Public looking for new blood, not great leaders
Enda Kenny's star has risen while Eamon Gilmore's seems to have faded, but this election is really about the next generation of TDs, writes Richard Waring
IN the past few weeks we have had a menage-a-trois, in both English and Gaeilge, as well as a five-way leaders' debate. But if we look at the UK, for the most part, these debates seem to have little impact on the public's attitude towards each party or their respective performances. So why have them? You may be forgiven for even asking why have a leader at all?

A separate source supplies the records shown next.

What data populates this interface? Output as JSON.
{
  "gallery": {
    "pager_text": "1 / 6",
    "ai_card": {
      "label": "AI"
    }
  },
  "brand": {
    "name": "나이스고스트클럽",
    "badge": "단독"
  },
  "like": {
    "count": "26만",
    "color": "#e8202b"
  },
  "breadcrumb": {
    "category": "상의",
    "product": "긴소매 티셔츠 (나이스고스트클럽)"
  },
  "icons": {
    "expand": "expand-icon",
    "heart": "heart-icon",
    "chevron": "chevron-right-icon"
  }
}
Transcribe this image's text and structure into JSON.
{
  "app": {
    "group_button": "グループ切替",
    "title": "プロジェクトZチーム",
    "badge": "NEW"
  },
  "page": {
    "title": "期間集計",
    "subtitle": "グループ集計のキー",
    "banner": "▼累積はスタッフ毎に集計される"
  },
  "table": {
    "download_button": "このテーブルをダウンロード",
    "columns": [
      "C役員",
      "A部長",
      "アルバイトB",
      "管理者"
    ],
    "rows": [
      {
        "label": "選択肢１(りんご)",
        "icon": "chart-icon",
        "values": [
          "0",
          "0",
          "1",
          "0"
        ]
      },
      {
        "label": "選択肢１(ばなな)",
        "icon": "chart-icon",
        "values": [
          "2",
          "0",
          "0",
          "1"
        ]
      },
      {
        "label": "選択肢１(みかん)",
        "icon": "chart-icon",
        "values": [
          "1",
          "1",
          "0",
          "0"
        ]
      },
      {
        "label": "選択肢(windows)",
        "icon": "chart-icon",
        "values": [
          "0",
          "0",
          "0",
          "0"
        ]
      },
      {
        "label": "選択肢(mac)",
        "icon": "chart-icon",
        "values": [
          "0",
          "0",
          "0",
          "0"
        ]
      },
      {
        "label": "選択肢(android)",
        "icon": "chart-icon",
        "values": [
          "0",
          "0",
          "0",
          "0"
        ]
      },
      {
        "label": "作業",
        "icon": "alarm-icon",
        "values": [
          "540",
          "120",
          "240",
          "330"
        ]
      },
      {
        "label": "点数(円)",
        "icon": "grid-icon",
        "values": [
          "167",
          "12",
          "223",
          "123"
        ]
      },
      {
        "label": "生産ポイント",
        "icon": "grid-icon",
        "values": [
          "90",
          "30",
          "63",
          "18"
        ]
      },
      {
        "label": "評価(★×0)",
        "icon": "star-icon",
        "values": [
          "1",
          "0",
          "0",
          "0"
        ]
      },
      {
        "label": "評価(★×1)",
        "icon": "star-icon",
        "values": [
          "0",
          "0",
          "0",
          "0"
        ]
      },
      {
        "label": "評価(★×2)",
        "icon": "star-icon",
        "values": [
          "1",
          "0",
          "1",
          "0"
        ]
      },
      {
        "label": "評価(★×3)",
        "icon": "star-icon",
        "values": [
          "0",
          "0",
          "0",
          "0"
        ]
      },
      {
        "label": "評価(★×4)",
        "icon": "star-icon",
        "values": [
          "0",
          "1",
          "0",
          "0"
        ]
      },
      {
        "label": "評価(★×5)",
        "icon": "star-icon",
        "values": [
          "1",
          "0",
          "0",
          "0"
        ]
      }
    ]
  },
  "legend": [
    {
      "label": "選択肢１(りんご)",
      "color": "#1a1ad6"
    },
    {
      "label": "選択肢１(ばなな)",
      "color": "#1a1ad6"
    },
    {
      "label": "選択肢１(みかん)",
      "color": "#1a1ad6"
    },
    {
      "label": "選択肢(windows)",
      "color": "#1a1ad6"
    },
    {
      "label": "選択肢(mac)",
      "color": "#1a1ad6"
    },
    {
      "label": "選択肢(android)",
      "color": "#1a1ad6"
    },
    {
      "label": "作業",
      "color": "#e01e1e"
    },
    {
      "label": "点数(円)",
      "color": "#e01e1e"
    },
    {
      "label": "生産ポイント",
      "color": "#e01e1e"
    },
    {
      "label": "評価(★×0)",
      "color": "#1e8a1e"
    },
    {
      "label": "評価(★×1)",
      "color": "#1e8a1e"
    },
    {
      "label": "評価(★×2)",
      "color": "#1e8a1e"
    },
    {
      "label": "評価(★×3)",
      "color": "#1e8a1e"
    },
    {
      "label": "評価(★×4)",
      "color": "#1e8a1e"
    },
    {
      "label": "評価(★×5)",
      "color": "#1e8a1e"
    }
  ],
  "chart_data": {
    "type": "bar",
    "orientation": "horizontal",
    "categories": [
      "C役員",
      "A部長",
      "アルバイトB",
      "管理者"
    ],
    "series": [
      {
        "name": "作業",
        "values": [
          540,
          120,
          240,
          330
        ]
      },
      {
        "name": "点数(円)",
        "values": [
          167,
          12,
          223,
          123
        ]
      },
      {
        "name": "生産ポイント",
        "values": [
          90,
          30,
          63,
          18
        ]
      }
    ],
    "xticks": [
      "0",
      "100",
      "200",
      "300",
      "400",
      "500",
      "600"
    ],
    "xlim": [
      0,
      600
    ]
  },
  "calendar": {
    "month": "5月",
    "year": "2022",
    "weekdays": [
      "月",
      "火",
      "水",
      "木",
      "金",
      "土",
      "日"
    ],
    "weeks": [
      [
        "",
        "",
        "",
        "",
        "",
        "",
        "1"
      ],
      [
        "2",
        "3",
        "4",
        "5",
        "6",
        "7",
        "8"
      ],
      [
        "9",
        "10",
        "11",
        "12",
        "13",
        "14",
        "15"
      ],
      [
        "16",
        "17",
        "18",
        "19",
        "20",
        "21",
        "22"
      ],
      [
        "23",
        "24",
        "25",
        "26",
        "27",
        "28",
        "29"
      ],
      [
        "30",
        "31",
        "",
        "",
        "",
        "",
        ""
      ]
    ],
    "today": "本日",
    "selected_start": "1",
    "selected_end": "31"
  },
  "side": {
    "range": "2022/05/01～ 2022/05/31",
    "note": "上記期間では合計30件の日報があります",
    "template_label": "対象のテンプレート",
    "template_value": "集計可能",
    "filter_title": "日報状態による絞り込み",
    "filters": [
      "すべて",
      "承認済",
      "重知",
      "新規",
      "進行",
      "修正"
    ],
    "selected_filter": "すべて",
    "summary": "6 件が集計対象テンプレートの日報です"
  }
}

Much has been commented about Enda Kenny's poor personal ratings which, despite the woes of the governing Fianna Fail and its former leader Brian Cowen, have failed to improve substantially. Nonetheless, as we enter the final dash of this 100-metre race, Fine Gael is clearly getting the much-sought- after momentum which will very likely see it swept into power. Conversely, Eamon Gilmore's personal rating has been comparatively strong through last year's turbulent IMF period, but Labour's political 'Mo' appears now to be waning. With Enda's recent TV performances getting warmly critiqued by the media, his personal rating has improved markedly in this latest poll (up from 30 per cent to 41 per cent) and especially among party supporters where nearly three in four (71 per cent) now approve of him.
So has Enda's personal rating been behind Fine Gael's recent first preferences strengthening to 37 per cent? Looking at Eamon Gilmore and Labour you would have to say not necessarily. Eamon's personal rating continues to be the strongest of all leaders but support for his party appears to have lost momentum, slipping back to 20 per cent -- a far cry from last September's 35 per cent.